しかし、そんな翔斗の心配をよそに、山岸の顔からその陰が消え、途端に決意を秘めたようなキリッとした表情になる。
「性別なんてのは、ほんの些細な問題です。誤差のようなもんです。なんの問題にもなりません。むしろこの場合、ユリアさんはマネージャーだけでなく、選手としても一緒に活躍できる可能性があるのですから、むしろプラスと考えるべきではないでしょうか?」
「……えーっと」
光明を得たり、とばかりに目を輝かせている山岸に対して、今度はユリアが困ったような表情になり、翔斗に助け船を求めるような視線を送ってきた。
「山岸さん、ユリアが困ってるんで、そのへんにしておいてもらえないですか?」
「綿谷、俺を止めてくれるな。おまえについては、泣く泣くではあるが仕方がない。諦めることにするさ。ユリアさんと約束した以上は、引き下がることにする。だが、ユリアさんに関しては、どうしても引き下がるわけにはいかないのだ――ユリアさん、どうでしょうか? 考えるだけ考えてもらえませんか?」
ユリアは山岸の熱意に負けたのか諦めたようにため息をついた。
「わかりました。ただし一つだけ条件があります。その条件を満たしていただけるのであれば、ボクは野球部に入部します」
「おう、何でも言ってくれ。必ずやその条件とやらを達成してお見せ入れよう」
任せろとばかりにドンと胸を叩く山岸。
「条件と言っても難しいことじゃありません。ボクの条件は翔斗クンが野球部に入部ことです。翔斗クンが入部をするのならば、ボクも一緒に野球部に参加することにします」
「それじゃあ、綿谷――」
これ幸いと満面の笑みでこちらに向き直った山岸だが、その機先を制するようにユリアが言葉を発した。

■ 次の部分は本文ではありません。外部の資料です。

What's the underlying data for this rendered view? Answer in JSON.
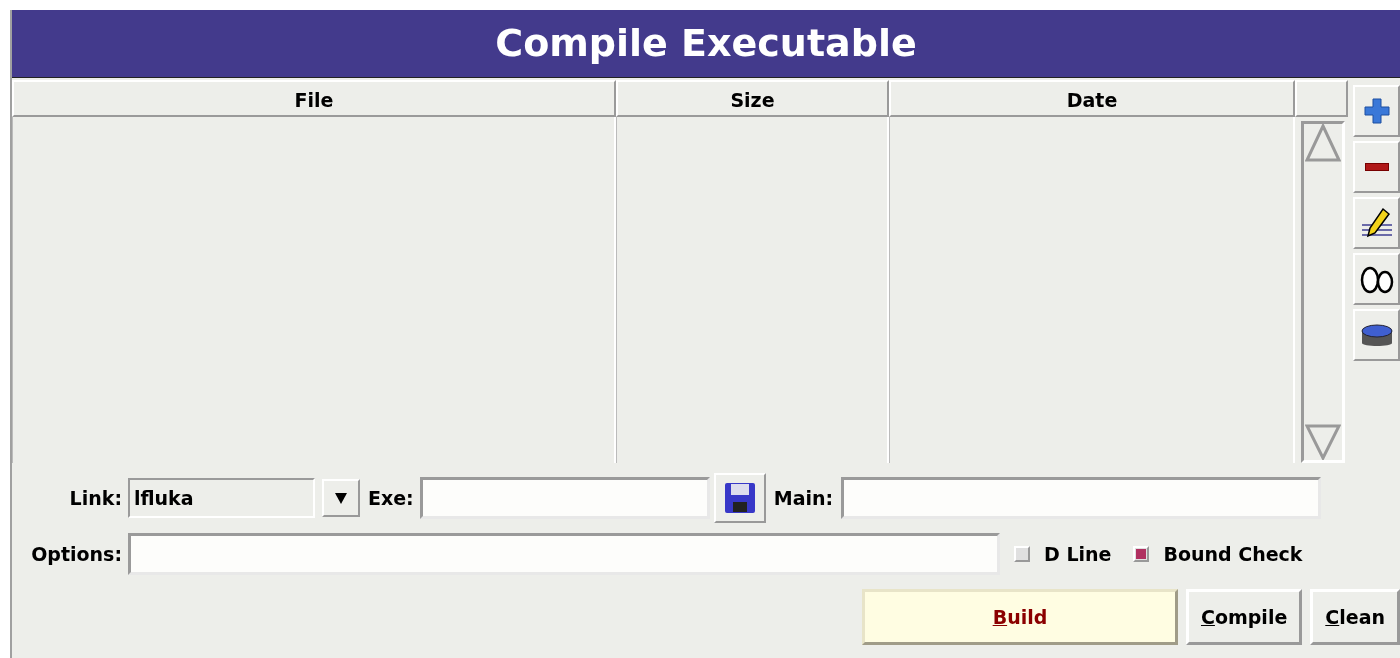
{
  "window": {
    "title": "Compile Executable"
  },
  "table": {
    "columns": [
      "File",
      "Size",
      "Date"
    ]
  },
  "link": {
    "label": "Link:",
    "value": "lfluka"
  },
  "exe": {
    "label": "Exe:"
  },
  "main": {
    "label": "Main:"
  },
  "options": {
    "label": "Options:"
  },
  "checkboxes": [
    {
      "label": "D Line",
      "checked": false
    },
    {
      "label": "Bound Check",
      "checked": true
    }
  ],
  "buttons": [
    {
      "label": "Build",
      "default": true
    },
    {
      "label": "Compile",
      "default": false
    },
    {
      "label": "Clean",
      "default": false
    }
  ]
}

「先輩、さっき翔斗クンは強引に勧誘しないって約束してくれましたよね」
「はっ――」
山岸は、巧妙に張り巡らされたユリアの罠に気づき、息を呑んだ。
「ぐぬぬ、だがここで、綿谷を野球部に引き入れることは我が野球部の戦力アップにも繋がり、さらにユリアさんが入部してくれるという、一石二鳥なのだが……。綿谷を強引に勧誘するわけにもいかないし……。どうすれば――」
八方塞がりになってしまった山岸は頭を抱えて唸り始めた。
「うむ、仕方ない……。いい手が思い浮かばない以上はこの場は退こう。だが綿谷、いずれはおまえを引き入れて、ユリアさんにも野球部に入ってもらうからな」
捨て台詞のような言葉を残して、山岸は教室を後にした。嵐が去った後は、翔斗たちに向けられていたクラスメイトの視線も消え去って、ようやく翔斗は一息つくことができた。
「くくっ、なんだか、これからなんか面白くなりそうだね」
高みの見物をしていた純太は、おかしそうに笑っている。
いっそのこと、どうにかコイツを盾にして逃げればよかったな、と翔斗はちょっぴり後悔した。
「翔斗クンの先輩、面白い人だったね」
山岸が出て行った扉を見つめて、ユリアがくすっと笑う。
「俺も中学時代は何度も世話になったし、悪い人じゃないんだよ。ただちょっと強引なところがあるっていうだけで……」
ともかく、開始早々こんな事態に巻き込まれているのだから、自分の三年間は平穏という言葉とは無関係な時間を過ごすのだろうな、ということは容易に想像がついた翔斗であった。